The US and South Korea have wrapped up joint military drills that took place amid high tensions with North Korea.
Pyongyang has been angered by the two-month annual exercise, known as “Foal Eagle”, which began shortly after its third nuclear test in February.
Meanwhile, seven South Korean workers have remained in a joint industrial zone in North Korea.
Administrative details had delayed their departure from the Kaesong complex, officials said.
“Foal Eagle” involved around 10,000 US troops and their South Korean counterparts. The drills were thought to include ground, air, naval, expeditionary and special operations training exercises.
“The drill is over but the South Korean and US militaries will continue to watch out for potential provocations by the North, including a missile launch,” South Korea’s defence ministry spokesman Kim Min-seok told reporters.
“We consider the exercise had made a great outcome. Also this training was led by South Korean military, so it was a good chance to examine South Korean army’s capability,” he added.
As part of the exercise, and amid a series of threats from Pyongyang, the US flew two B-2 stealth bombers, and two B-52 nuclear capable bombers, over South Korea, prompting an angry response from the North.

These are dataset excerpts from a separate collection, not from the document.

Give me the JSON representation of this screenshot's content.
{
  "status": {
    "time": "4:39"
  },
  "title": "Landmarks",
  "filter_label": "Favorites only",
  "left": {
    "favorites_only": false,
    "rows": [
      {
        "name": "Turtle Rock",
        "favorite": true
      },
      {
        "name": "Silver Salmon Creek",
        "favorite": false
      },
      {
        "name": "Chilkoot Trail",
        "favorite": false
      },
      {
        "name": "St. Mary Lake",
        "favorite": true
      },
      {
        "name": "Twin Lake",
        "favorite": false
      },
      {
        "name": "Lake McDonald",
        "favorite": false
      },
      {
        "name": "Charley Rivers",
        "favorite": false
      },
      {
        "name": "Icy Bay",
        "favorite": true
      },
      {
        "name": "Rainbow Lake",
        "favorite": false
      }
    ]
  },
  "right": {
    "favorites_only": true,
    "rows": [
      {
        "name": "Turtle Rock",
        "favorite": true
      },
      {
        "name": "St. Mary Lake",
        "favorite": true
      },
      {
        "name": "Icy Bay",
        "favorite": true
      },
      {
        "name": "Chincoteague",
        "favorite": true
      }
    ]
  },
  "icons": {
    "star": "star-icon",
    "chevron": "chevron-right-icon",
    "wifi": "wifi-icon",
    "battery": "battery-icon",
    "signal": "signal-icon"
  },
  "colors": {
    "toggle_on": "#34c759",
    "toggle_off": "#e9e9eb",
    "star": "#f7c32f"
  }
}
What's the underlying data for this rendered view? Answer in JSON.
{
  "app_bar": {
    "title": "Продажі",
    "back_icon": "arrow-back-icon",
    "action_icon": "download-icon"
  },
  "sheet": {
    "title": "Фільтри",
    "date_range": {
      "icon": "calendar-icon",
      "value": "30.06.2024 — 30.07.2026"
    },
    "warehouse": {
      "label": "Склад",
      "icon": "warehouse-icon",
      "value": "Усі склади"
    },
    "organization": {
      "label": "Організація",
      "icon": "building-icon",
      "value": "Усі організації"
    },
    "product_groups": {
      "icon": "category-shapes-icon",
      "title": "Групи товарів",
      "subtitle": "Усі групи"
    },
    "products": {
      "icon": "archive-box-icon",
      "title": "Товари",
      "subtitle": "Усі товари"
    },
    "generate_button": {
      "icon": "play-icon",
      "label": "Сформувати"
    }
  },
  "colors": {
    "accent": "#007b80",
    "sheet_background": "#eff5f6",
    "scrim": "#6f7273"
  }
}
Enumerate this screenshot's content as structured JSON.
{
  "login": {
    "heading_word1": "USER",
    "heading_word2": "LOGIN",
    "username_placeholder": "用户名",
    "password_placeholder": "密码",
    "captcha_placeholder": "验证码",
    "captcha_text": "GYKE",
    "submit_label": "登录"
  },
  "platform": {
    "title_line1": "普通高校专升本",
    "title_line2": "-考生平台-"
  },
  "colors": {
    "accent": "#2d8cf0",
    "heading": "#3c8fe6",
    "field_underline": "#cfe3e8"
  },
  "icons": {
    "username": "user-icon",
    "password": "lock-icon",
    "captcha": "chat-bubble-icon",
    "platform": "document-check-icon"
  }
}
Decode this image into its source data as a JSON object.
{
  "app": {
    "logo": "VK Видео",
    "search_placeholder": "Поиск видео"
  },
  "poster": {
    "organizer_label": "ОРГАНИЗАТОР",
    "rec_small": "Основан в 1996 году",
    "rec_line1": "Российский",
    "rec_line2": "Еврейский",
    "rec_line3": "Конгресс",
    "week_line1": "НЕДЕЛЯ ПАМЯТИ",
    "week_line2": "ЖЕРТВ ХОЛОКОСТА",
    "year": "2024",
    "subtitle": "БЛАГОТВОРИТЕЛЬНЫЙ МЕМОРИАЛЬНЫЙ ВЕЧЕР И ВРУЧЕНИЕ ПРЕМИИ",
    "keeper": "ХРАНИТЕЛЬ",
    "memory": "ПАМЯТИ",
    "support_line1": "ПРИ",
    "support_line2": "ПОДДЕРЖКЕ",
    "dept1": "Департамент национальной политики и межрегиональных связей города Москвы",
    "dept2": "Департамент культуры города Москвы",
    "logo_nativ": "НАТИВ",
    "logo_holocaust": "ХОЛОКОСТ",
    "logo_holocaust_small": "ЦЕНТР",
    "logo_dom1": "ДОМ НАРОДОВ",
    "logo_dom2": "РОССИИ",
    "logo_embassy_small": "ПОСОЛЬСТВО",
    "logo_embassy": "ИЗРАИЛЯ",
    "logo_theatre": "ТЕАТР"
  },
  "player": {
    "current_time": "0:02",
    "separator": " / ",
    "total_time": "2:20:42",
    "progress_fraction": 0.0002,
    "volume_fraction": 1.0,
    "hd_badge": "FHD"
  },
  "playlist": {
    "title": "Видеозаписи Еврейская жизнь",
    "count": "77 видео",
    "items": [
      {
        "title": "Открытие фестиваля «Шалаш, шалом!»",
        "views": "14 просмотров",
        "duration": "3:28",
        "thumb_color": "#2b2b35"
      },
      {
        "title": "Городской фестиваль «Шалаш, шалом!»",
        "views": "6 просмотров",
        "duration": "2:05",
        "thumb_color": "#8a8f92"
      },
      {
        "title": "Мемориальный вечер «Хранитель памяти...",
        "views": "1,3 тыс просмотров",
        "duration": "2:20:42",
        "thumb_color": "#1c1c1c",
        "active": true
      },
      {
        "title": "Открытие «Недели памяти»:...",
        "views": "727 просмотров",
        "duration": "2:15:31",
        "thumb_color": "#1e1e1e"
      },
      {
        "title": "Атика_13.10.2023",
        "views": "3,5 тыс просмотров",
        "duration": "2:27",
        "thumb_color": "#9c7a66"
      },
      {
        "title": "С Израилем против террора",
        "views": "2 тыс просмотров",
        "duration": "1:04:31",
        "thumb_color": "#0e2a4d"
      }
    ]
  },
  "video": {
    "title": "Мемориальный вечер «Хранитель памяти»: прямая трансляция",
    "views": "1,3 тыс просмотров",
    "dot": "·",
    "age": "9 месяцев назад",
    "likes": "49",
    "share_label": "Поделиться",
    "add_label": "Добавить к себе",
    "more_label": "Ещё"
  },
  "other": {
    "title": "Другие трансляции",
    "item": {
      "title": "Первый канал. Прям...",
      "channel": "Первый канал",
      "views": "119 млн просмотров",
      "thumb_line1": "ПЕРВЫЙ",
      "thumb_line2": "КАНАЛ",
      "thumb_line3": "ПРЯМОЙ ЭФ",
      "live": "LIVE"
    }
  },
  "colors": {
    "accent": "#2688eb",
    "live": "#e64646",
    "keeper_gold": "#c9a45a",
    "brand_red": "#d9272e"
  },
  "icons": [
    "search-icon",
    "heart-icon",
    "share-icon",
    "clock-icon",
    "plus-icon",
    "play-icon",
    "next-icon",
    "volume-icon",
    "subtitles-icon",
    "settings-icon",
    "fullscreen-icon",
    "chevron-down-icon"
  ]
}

On Monday, North Korea’s Rodong Sinmun newspaper described the military drills as “attack rehearsals” that were “driving the situation of the Korean Peninsula to a nuclear war”.
The United States Forces Korea described the annual drills as “designed to improve the alliance’s readiness to defend the Republic of Korea”.
Meanwhile, South Korea says all but seven of its workers have returned from the Kaesong industrial zone in North Korea.
The remaining workers were negotiating unpaid wages, corporate taxes and communications charges with the North, South Korean news agency Yonhap reported on Tuesday, citing an unnamed official.
“The entire process should not take much time, but the seven people will probably not be able to return during the day,” the official said.
South Korean workers have not fully withdrawn from the zone before. Launched in 2003 to boost inter-Korean ties, Kaesong is seen as a key indicator of North-South relations.
Earlier this month, North Korea blocked South Korean workers from entering the jointly-run complex, where 123 South Korean firms are based. North Korea withdrew its 53,000 workers a few days later.
On Friday, South Korea announced that it too was withdrawing all of its workers, after the North rejected its offer for talks on the zone.
Pyongyang has been angered by tightened UN sanctions imposed after its 12 February nuclear test, as well as the “Foal Eagle” drills.
In recent weeks, it has threatened to attack South Korea, Japan and US bases in the region, vowed to restart an inactive nuclear reactor and shut an emergency military hotline with South Korea.